Как насчет того, что мне нужно?
— Этот переезд не из-за тебя, Бобби, — бормочу я.
Насколько я понимаю, он настолько далек от истории, что находится на другом конце библиотеки. Моя правая сандалия постукивает по бетону, выдавая раздражение, которое я изо всех сил пытаюсь скрыть в своем голосе.
— Я просто… я должна выбраться отсюда. Этот дом… — я сглатываю, боль снова нарастает у меня за глазами. — Я не могу остаться.
— Итак, ты переезжаешь в Вентуру. Санта-Моника. Неважно. Я бы это понял. Но не через всю чертову страну.
— Я не говорила, что собираюсь пересечь страну. Я… я не знаю…
— Именно. Ты даже не знаешь, чего хочешь, — перебивает он, повышая голос.
Он начинает расхаживать, задерживаясь вокруг моего грузовика. Теперь я чувствую исходящий от него запах дешевого пива, он исходит от его кожи, смешиваясь с сигаретным дымом, привычкой, которую он, должно быть, перенял с тех пор, как я видела его в последний раз.
— Я знаю, чего хочу, — говорю я.
И это правда. Вроде того. Я отталкиваюсь бедром от грузовика и маневрирую, пробираясь к водительскому сидению, открываю дверь и, не раздумывая ни секунды, забираюсь внутрь.

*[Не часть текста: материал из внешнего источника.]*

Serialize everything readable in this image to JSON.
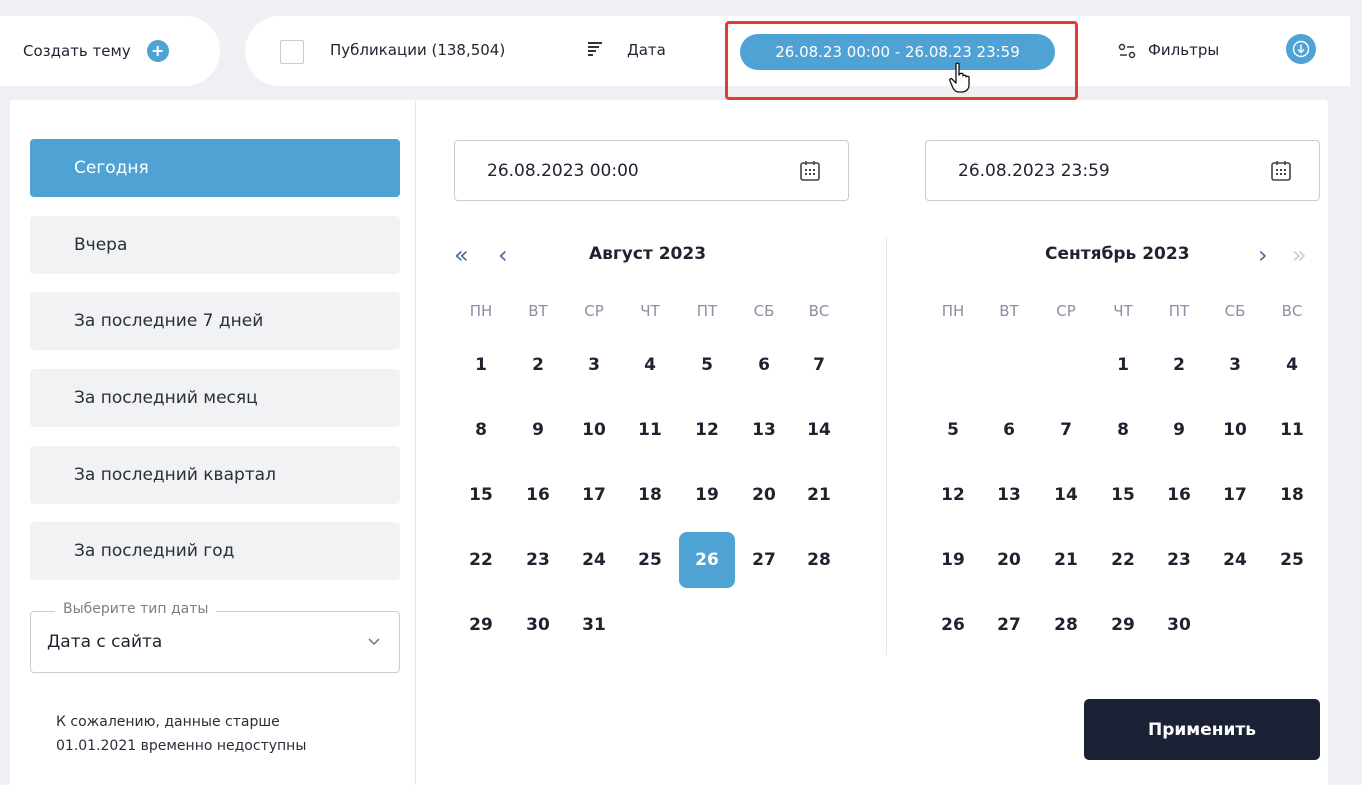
{
  "create_topic": {
    "label": "Создать тему"
  },
  "toolbar": {
    "publications_label": "Публикации (138,504)",
    "sort_label": "Дата",
    "date_range": "26.08.23 00:00 - 26.08.23 23:59",
    "filters_label": "Фильтры"
  },
  "presets": [
    {
      "label": "Сегодня",
      "active": true
    },
    {
      "label": "Вчера",
      "active": false
    },
    {
      "label": "За последние 7 дней",
      "active": false
    },
    {
      "label": "За последний месяц",
      "active": false
    },
    {
      "label": "За последний квартал",
      "active": false
    },
    {
      "label": "За последний год",
      "active": false
    }
  ],
  "date_type": {
    "legend": "Выберите тип даты",
    "value": "Дата с сайта"
  },
  "notice": {
    "line1": "К сожалению, данные старше",
    "line2": "01.01.2021 временно недоступны"
  },
  "start_input": {
    "value": "26.08.2023 00:00"
  },
  "end_input": {
    "value": "26.08.2023 23:59"
  },
  "weekdays": [
    "ПН",
    "ВТ",
    "СР",
    "ЧТ",
    "ПТ",
    "СБ",
    "ВС"
  ],
  "calendars": [
    {
      "title": "Август 2023",
      "first_weekday": 1,
      "days": 31,
      "selected": 26
    },
    {
      "title": "Сентябрь 2023",
      "first_weekday": 4,
      "days": 30,
      "selected": null
    }
  ],
  "apply_label": "Применить",
  "accent_color": "#4fa3d4",
  "dark_color": "#1b2236"
}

У меня перехватило горло, ностальгия тяжестью сдавливает грудь. Бабушки больше нет, ее дом — это все, что у меня осталось, и хотя я знаю, что должна уехать, это нелегко.
— Нет, — говорит Бобби, его голос приглушен треснувшим окном. — То, что ты делаешь — это убегаешь.
Пытаясь сохранить нейтральное выражение лица, я закатываю глаза и завожу двигатель.
— Ну и что? — восклицаю я.
Я ненавижу, что на моих нижних ресницах появляются слезы, угрожающие пролиться. Я просто хочу продолжать злиться. Злиться намного легче, чем горевать.
— Что плохого в том, чтобы убежать? Бабушка мертва. Мама мертва. И папа убедился, что он не слишком отстал от нее.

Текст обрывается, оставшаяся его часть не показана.